A strange, black artefact appeared in a paddock nestled in Australia's Snowy Mountains back in July. It's a place used to raging bushfires, so you could mistake it for a tree turned to cinder. Yet it came from outer space. Some reports suggest it is a stray piece of a SpaceX Dragon capsule that broke up in the Earth's atmosphere upon re-entry. Some of it stands upright after spiking into the Australian soil like a javelin. Clearly you wouldn't want to have been standing there at the time.
More recently, a large chunk of spacecraft thought to be part of China's failed Long March 5B rocket launch crash landed in Borneo.
This is not the first time pieces of space junk have returned to Earth with a bang, but what are chances of it damaging people or property? According to Prof Don Pollacco, director of the University of Warwick’s Centre for Space Domain Awareness, even this event was a rare beast.
“The surface of the Earth is mostly water - the chances of this happening on land is really low,” he says. The chances of anyone being hurt by it? “You'd have a better chance of winning the lottery,” Pollacco says.
It has happened, though, albeit at sea. Five Japanese sailors were injured when wreckage from a Soviet spacecraft hit a freighter off the coast of Siberia back in 1969.
Another hairy moment came in 1977 when a Soviet surveillance satellite crashed into Northern Canada. It carried a nuclear reactor on board and only 0.1 per cent of the hazardous fuel was ever recovered. Some of the radioactive material made it into a lake and the Canadian government eventually received three million Canadian dollars from the Soviets to pay for the clean-up operation.
Dangerous space junk falls may be rare, but that doesn't mean space junk isn't a threat.
“The danger isn't deorbiting and landing on someone,” Pollacco says. “The danger is in damaging other satellites or stopping us launching into space.”
The region immediately around us in space is fast turning into a junkyard. There are tens of thousands of pieces larger than 10 centimetres across up there. For objects smaller than one centimetre across, the tally runs into the hundreds of millions.
Bits of old rocket, parts of defunct satellites and even flecks of paint and frozen fuel. Twelve accidental fragmentation events typically occur in space every year as hardware breaks apart and adds to the growing problem. The tiniest objects can still wreak significant havoc.
“Objects in Low Earth Orbit are moving at 25,000 miles per hour,” says Pollacco. “Even a pea-sized object packs a lot of energy – if it hit something it would disable a satellite. It's something we're going to have to get used to.”
That's because the number of satellites being hurled into space is skyrocketing. Companies like SpaceX and Amazon are launching mega-constellations into Low Earth Orbit to beam down the internet to remote places where traditional underground cables can't reach.

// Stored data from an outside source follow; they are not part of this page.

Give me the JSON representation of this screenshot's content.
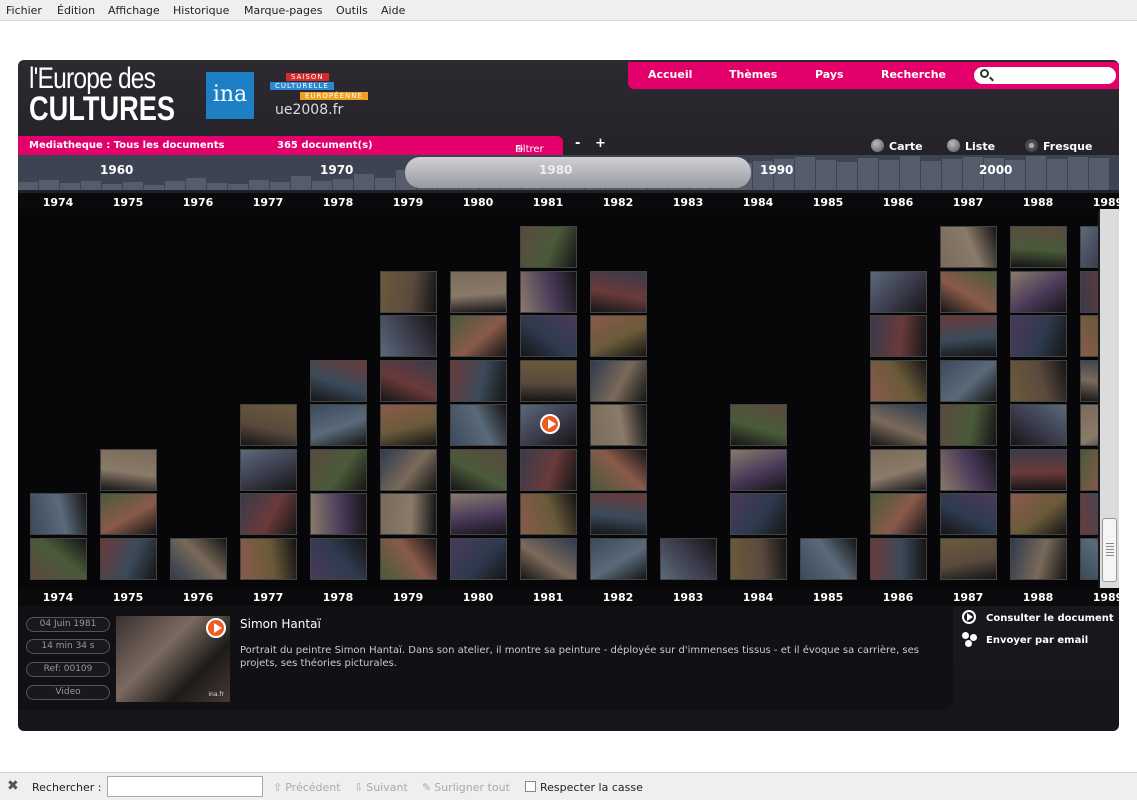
{
  "menubar": {
    "items": [
      "Fichier",
      "Édition",
      "Affichage",
      "Historique",
      "Marque-pages",
      "Outils",
      "Aide"
    ]
  },
  "header": {
    "logo_line1": "l'Europe des",
    "logo_line2": "CULTURES",
    "ina_logo": "ina",
    "ue_band1": "SAISON",
    "ue_band2": "CULTURELLE",
    "ue_band3": "EUROPÉENNE",
    "ue_text": "ue2008.fr"
  },
  "nav": {
    "items": [
      "Accueil",
      "Thèmes",
      "Pays",
      "Recherche"
    ],
    "search_placeholder": ""
  },
  "mediatheque": {
    "label": "Mediatheque : Tous les documents",
    "count": "365 document(s)",
    "filter": "Filtrer"
  },
  "zoom": {
    "minus": "-",
    "plus": "+"
  },
  "views": {
    "items": [
      "Carte",
      "Liste",
      "Fresque"
    ],
    "selected": "Fresque"
  },
  "timeline": {
    "decades": [
      "1960",
      "1970",
      "1980",
      "1990",
      "2000"
    ],
    "years": [
      "1974",
      "1975",
      "1976",
      "1977",
      "1978",
      "1979",
      "1980",
      "1981",
      "1982",
      "1983",
      "1984",
      "1985",
      "1986",
      "1987",
      "1988",
      "1989"
    ],
    "column_counts": [
      2,
      3,
      1,
      4,
      5,
      7,
      7,
      8,
      7,
      1,
      4,
      1,
      7,
      8,
      8,
      8
    ]
  },
  "detail": {
    "date": "04 Juin 1981",
    "duration": "14 min 34 s",
    "ref": "Ref: 00109",
    "type": "Video",
    "title": "Simon Hantaï",
    "description": "Portrait du peintre Simon Hantaï. Dans son atelier, il montre sa peinture - déployée sur d'immenses tissus - et il évoque sa carrière, ses projets, ses théories picturales.",
    "thumb_label": "ina.fr"
  },
  "actions": {
    "consult": "Consulter le document",
    "email": "Envoyer par email"
  },
  "findbar": {
    "label": "Rechercher :",
    "value": "",
    "prev": "Précédent",
    "next": "Suivant",
    "highlight": "Surligner tout",
    "match_case": "Respecter la casse"
  }
}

One report estimates that we'll launch 1,700 satellites a year between now and 2030. The rapid expansion of space capabilities comes on the back of the advent of reusable rockets. The cost of getting something into Low Earth Orbit has dropped from around $60,000 per kilogram to just $2,400.
So, what can we do about it? Bodies like the European Space Agency and NASA are advocating debris removal.
“There are a number of companies working on this and running demo missions,” says Pollacco. The plan is to dock with a decommissioned spacecraft and haul it down into Earth's atmosphere to meet a fiery end.
Pollacco sees big problems, though.
“The reality is someone has to pay for this.” He points to a swarm of Russian satellites in a spacecraft graveyard some 800 kilometres above the surface of the Earth. “They weren't decommissioned properly and they're dangerous – they even still contain propellant,” he says. “Is Russia going to pay to remove them? No.”
Even then it's a sticking plaster approach. Removing the thousands of large, dead satellites does nothing about the hundreds of millions of pea-sized satellite killers.
“It's not practical to deorbit those,” Pollacco says. “In the end you just have to know where it all is.”
What's the worst case scenario?
“You create a finer and finer cloud of satellite killing debris that would take decades to deorbit,” Pollacco says. Eventually that could create such an obstacle that it affects our ability to put anything new into space.
“If your risk of collision during launch is above a certain amount then you don't launch – we won't be able to get off the Earth,” he says.
We plan to go back to the Moon later this decade and to Mars in the decades ahead, but we could end up firmly rooted to terra firma.
It seems that space junk falling on our heads may be the least of our problems.